Wiping down after riding in the rain
No need to let the literal rain ruin your figurative parade! Knowing how to dry off your ride after a soupy commute can help keep your bike in tip-top shape for countless miles to come.
Two quick notes here before we get down to the finer details:
1) If you don’t have 5-10 minutes for a proper cleaning after a rainy ride, at least try and dry your bike off with a towel and go back for a proper cleaning as soon as possible. This article is also intended as a quick “post rainy ride” clean-up, not a deep cleaning which is something we like to do a few times a year.
2) Fenders do wonders for keeping mud and excess moisture off your bike frame and components. If you intend to ride in the rain often, they are highly recommended but if you think you’ll get caught on wet roads only a handful of times per year, you can likely do without them. (We sell fenders for the RFA, the Stoker and the Swoop/Classic)
Let’s get those bikes squeaky clean, shall we?
Step 1: Wash it
After a good ride in the rain, your bike might have a nice coating of mud, road grime and general gunkiness. The smallest of cruddy bits can hold moisture and lead to corrosion on your bike so getting all that gunk off ASAP is critical. Don’t just shower your bike using a high powered sprayer or hose since that water can sneak into your bearings and lead to wear. All you need is a bucket of warm sudsy water and a sponge to give your bike a good wipe down.

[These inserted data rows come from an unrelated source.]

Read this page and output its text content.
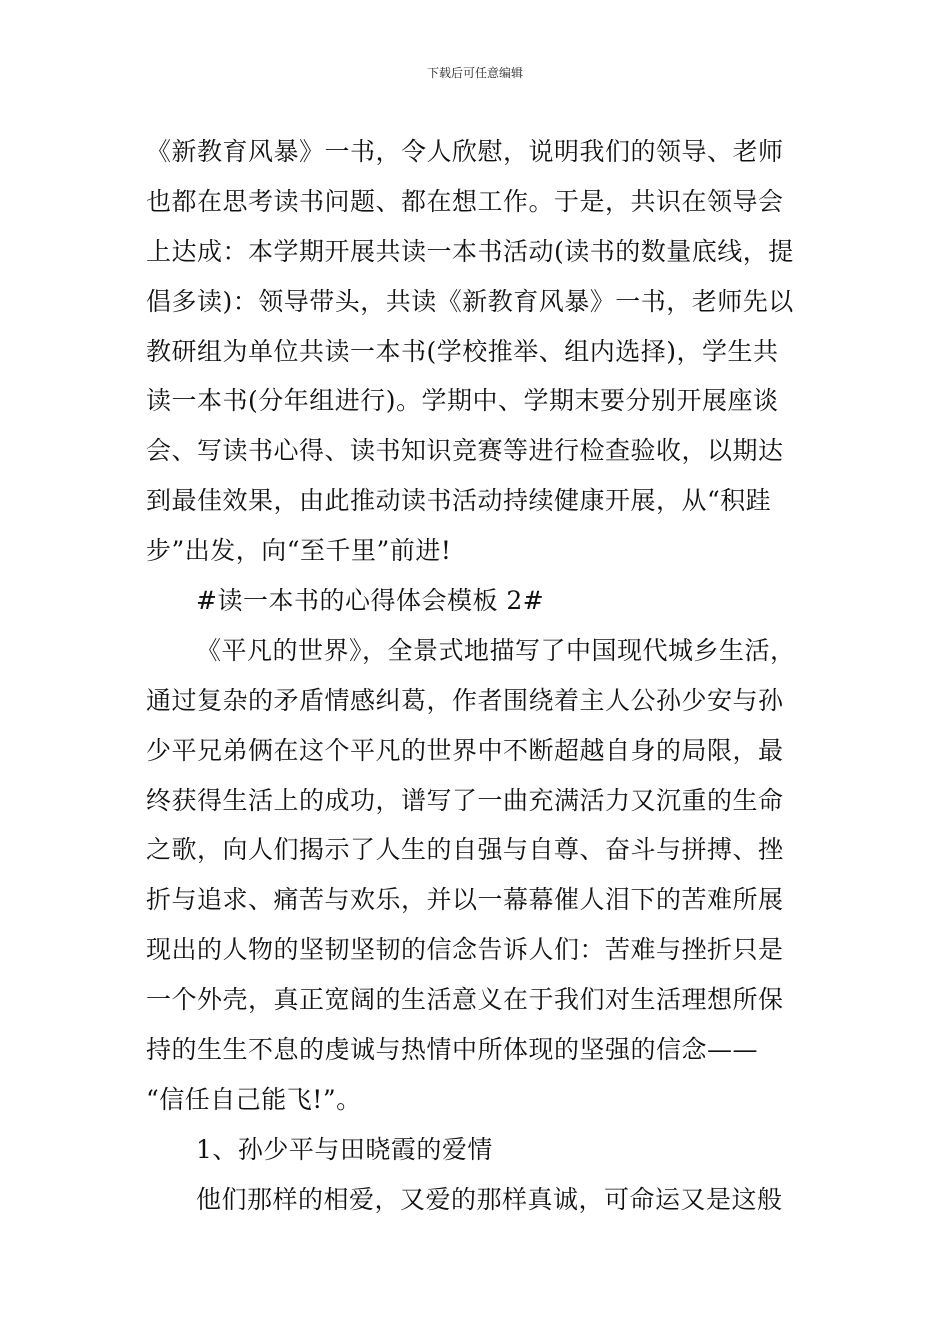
下载后可任意编辑
《新教育风暴》一书，令人欣慰，说明我们的领导、老师
也都在思考读书问题、都在想工作。于是，共识在领导会
上达成：本学期开展共读一本书活动(读书的数量底线，提
倡多读)：领导带头，共读《新教育风暴》一书，老师先以
教研组为单位共读一本书(学校推举、组内选择)，学生共
读一本书(分年组进行)。学期中、学期末要分别开展座谈
会、写读书心得、读书知识竞赛等进行检查验收，以期达
到最佳效果，由此推动读书活动持续健康开展，从“积跬
步”出发，向“至千里”前进!
#读一本书的心得体会模板 2#
《平凡的世界》，全景式地描写了中国现代城乡生活，
通过复杂的矛盾情感纠葛，作者围绕着主人公孙少安与孙
少平兄弟俩在这个平凡的世界中不断超越自身的局限，最
终获得生活上的成功，谱写了一曲充满活力又沉重的生命
之歌，向人们揭示了人生的自强与自尊、奋斗与拼搏、挫
折与追求、痛苦与欢乐，并以一幕幕催人泪下的苦难所展
现出的人物的坚韧坚韧的信念告诉人们：苦难与挫折只是
一个外壳，真正宽阔的生活意义在于我们对生活理想所保
持的生生不息的虔诚与热情中所体现的坚强的信念——
“信任自己能飞!”。
1、孙少平与田晓霞的爱情
他们那样的相爱，又爱的那样真诚，可命运又是这般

Be sure to get under your bottom bracket (under where the bike pedal arms attach to your frame), under your down tube (the bottom tube that connects the front of your bike to the bottom bracket), cables, and (if you don’t have fenders) underneath the rear FlightDeck. Be sure to get that drive train nice and clean too! This includes your crank, chain, pedals, and derailleur arm.
Step 2: Dry the frame
Now it’s time to get as much of that moisture off your bike as possible. Bath towels and shop rags are ideal but if you are in a pinch and caught while out on a commute, paper towels or a spare shirt you have in your backpack will do the trick too. Focus on the metal bits the most since the rubber parts are less susceptible to corrosion from water exposure. Once dry and if the sun is out, place your bike in a sunny spot to air dry as well.
Step 3: Dry your accessories
Take some time to dry those accessories like the Hooptie rails and U-tubes. If you have a MagicCarpet, removing the Carpet to dry in a sunny or dry place is ideal. X3 bags are pretty good about air drying but a PorterPack might need a little extra wipe down. Setting soft goods out in the sun once it comes back out is a big help too. Just be sure to not pop any of those soft goods like bags or MagicCarpets in the dryer since air drying them is best.
Step 4: For eBikes – Remove your Bosch battery
To ensure the bottom Bosch battery mounts don’t pool any water, pop off that battery and give the mounts a good drying as well. While the Bosch system is water resistant and can be ridden in the rain, drying off the contact points can only help in keeping your system in primo working condition.
Step 5: Lube your chain
Once your bike is squeaky clean it’s important to make sure it won’t literally squeak on your next commute. To prevent this, you will want to lube up your chain. Be sure your are using the right kind of chain lube. You can get some great tips on cleaning and re-greasing a chain from Cycling Weekly here.
With these simple steps for showing your bike some TLC after a little inclement weather, you can ride into the rainy season feeling confident and ready to tackle whatever the weather report has in store.